At the Corcoran: Princess Marie d'Orleans' Joan of Arc in Prayer

Working on a chapter of my novel set in Paris 1866, which includes a section from the point of view of Carlota, Empress of Mexico, I felt drawn--- not sure why--- to go see the Joan of Arc exhibit at Washington DC's Corcoran. So that was this afternoon. It's a fascinating exhibit that features some truly extraordinary illustrations from the late 19th century. What arrested me, however, was the bronze statue after the marble by Princess Marie d'Orleans (1813-1839), an amateur sculptor who was the daughter of France's King Louis-Philippe-- and aunt of Carlota, Empress of Mexico. (Carlota's mother was Princess Louise, daughter of King Louis-Philippe.) Here's the accompanying text:

"Princess Marie d'Orleans, the second daughter of King Louis-Philippe, was a gifted amateur artist with a passion for medieval art and culture.
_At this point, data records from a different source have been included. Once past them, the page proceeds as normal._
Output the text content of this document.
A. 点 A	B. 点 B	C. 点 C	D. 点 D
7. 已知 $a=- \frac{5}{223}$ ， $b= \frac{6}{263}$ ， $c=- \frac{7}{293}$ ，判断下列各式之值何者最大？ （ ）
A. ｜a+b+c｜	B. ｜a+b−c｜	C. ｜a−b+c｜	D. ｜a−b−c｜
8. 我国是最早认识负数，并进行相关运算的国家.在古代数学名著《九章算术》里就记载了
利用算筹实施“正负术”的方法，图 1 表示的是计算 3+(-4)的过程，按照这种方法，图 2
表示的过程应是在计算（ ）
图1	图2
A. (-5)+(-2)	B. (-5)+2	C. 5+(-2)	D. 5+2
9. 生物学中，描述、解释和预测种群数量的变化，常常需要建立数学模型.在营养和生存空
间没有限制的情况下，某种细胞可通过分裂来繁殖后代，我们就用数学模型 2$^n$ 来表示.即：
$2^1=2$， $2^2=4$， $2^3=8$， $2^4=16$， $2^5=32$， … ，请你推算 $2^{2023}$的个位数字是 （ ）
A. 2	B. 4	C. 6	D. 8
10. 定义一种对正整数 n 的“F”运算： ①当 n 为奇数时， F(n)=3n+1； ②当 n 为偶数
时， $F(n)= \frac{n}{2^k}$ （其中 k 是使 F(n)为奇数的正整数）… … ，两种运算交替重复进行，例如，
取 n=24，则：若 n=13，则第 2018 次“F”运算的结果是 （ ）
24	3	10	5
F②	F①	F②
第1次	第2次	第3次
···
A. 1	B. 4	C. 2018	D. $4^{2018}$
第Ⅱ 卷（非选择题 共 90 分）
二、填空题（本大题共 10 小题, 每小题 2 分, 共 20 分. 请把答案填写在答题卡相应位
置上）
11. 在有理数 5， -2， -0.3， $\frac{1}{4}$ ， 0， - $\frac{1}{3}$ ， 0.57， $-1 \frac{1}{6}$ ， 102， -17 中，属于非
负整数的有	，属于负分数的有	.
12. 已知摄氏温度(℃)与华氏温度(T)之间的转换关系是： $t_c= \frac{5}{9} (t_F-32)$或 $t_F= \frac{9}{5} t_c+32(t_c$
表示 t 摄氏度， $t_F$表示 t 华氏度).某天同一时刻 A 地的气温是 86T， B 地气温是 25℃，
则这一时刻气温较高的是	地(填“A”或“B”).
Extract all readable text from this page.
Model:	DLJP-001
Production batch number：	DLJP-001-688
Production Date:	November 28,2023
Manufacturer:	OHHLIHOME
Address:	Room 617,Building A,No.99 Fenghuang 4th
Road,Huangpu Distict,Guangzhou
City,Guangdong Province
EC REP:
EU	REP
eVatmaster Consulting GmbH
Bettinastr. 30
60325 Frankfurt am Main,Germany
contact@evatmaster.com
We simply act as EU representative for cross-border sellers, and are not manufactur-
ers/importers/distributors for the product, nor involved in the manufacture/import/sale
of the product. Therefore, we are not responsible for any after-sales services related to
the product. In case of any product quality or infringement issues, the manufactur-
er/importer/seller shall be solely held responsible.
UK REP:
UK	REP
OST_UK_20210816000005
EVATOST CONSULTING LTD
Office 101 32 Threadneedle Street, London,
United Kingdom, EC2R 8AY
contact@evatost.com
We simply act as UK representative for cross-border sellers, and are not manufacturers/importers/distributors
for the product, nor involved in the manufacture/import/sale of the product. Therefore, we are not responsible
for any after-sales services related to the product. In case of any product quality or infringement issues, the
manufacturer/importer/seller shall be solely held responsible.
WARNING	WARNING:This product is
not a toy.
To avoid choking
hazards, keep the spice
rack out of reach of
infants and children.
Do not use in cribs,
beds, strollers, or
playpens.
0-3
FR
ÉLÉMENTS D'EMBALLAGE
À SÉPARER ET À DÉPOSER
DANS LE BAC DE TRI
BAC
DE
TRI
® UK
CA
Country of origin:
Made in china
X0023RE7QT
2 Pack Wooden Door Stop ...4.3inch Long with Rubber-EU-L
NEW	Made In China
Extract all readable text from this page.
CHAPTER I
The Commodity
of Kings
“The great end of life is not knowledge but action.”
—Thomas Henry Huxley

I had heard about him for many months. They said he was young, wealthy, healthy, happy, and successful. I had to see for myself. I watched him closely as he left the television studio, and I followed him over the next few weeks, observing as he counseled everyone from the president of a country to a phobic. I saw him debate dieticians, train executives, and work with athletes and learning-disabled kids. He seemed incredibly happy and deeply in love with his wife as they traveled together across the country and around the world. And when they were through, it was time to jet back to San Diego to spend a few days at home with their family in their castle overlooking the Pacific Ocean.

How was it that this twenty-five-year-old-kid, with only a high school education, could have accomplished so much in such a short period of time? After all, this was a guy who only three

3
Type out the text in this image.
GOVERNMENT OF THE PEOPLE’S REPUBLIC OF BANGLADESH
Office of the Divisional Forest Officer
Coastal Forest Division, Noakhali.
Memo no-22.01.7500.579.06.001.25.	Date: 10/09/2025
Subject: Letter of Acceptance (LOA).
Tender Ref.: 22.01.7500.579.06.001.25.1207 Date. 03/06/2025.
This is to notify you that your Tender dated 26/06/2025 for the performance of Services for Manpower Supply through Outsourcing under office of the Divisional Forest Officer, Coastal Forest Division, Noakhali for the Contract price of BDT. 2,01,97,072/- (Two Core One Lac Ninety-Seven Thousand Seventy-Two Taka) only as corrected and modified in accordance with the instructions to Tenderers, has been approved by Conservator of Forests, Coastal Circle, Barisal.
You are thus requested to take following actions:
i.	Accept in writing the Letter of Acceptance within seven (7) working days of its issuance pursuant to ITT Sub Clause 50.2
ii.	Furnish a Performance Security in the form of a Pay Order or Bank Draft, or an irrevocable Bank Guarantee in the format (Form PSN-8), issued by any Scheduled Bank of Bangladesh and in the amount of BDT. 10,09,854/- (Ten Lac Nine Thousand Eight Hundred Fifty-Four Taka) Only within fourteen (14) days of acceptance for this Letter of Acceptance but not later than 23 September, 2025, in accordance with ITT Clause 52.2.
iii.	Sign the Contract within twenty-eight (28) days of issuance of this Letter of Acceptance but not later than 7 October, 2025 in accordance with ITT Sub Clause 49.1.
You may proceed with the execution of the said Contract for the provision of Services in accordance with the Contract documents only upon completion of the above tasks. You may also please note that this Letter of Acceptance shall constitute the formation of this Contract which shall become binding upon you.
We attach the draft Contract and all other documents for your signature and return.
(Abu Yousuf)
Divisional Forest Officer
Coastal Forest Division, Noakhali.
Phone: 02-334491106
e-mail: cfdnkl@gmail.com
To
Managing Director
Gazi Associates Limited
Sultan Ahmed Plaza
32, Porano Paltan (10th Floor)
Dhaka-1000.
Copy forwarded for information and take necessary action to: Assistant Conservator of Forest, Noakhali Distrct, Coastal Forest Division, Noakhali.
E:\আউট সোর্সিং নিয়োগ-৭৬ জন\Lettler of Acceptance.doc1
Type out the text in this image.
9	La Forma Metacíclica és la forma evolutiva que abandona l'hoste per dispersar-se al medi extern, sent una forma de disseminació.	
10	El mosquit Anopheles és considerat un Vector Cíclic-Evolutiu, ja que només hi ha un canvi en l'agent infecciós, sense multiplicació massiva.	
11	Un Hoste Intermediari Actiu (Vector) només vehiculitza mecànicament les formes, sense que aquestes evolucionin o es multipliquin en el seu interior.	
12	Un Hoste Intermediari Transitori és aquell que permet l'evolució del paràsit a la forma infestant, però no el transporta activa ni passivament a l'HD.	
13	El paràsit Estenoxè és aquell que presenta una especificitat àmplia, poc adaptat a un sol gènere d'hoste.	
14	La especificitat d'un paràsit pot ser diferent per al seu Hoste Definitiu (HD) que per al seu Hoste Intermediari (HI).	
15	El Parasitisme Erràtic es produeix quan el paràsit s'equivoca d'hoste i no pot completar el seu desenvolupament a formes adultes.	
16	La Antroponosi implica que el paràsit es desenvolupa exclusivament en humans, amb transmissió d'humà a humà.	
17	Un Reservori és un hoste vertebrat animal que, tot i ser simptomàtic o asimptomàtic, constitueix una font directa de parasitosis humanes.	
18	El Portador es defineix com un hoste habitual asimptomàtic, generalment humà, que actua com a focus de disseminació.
After a life-size marble copy of her Joan of Arc in Prayer was installed at Versailles in 1837, the princess's sculpture became one of the most popular and widely emulated images of Joan ever made. In the mid-19th century, Joan of Arc in Prayer was replicated and could be found in varying sizes and materials in churches, museums, public squares, and private collections throughout France. Joan of Arc in Prayer is one of the first historical treatments in sculpture of the Maid's appearance. Joan appears here with a short, boyish haircut, wearing late medieval armor, including a cuirass (joined back and breastplates), condieres (elbow guards with shell-like flanges) and in full-scale reproduction, a bascinet (an open-faced helmet) resting with a pair of gauntlets on a tree stump."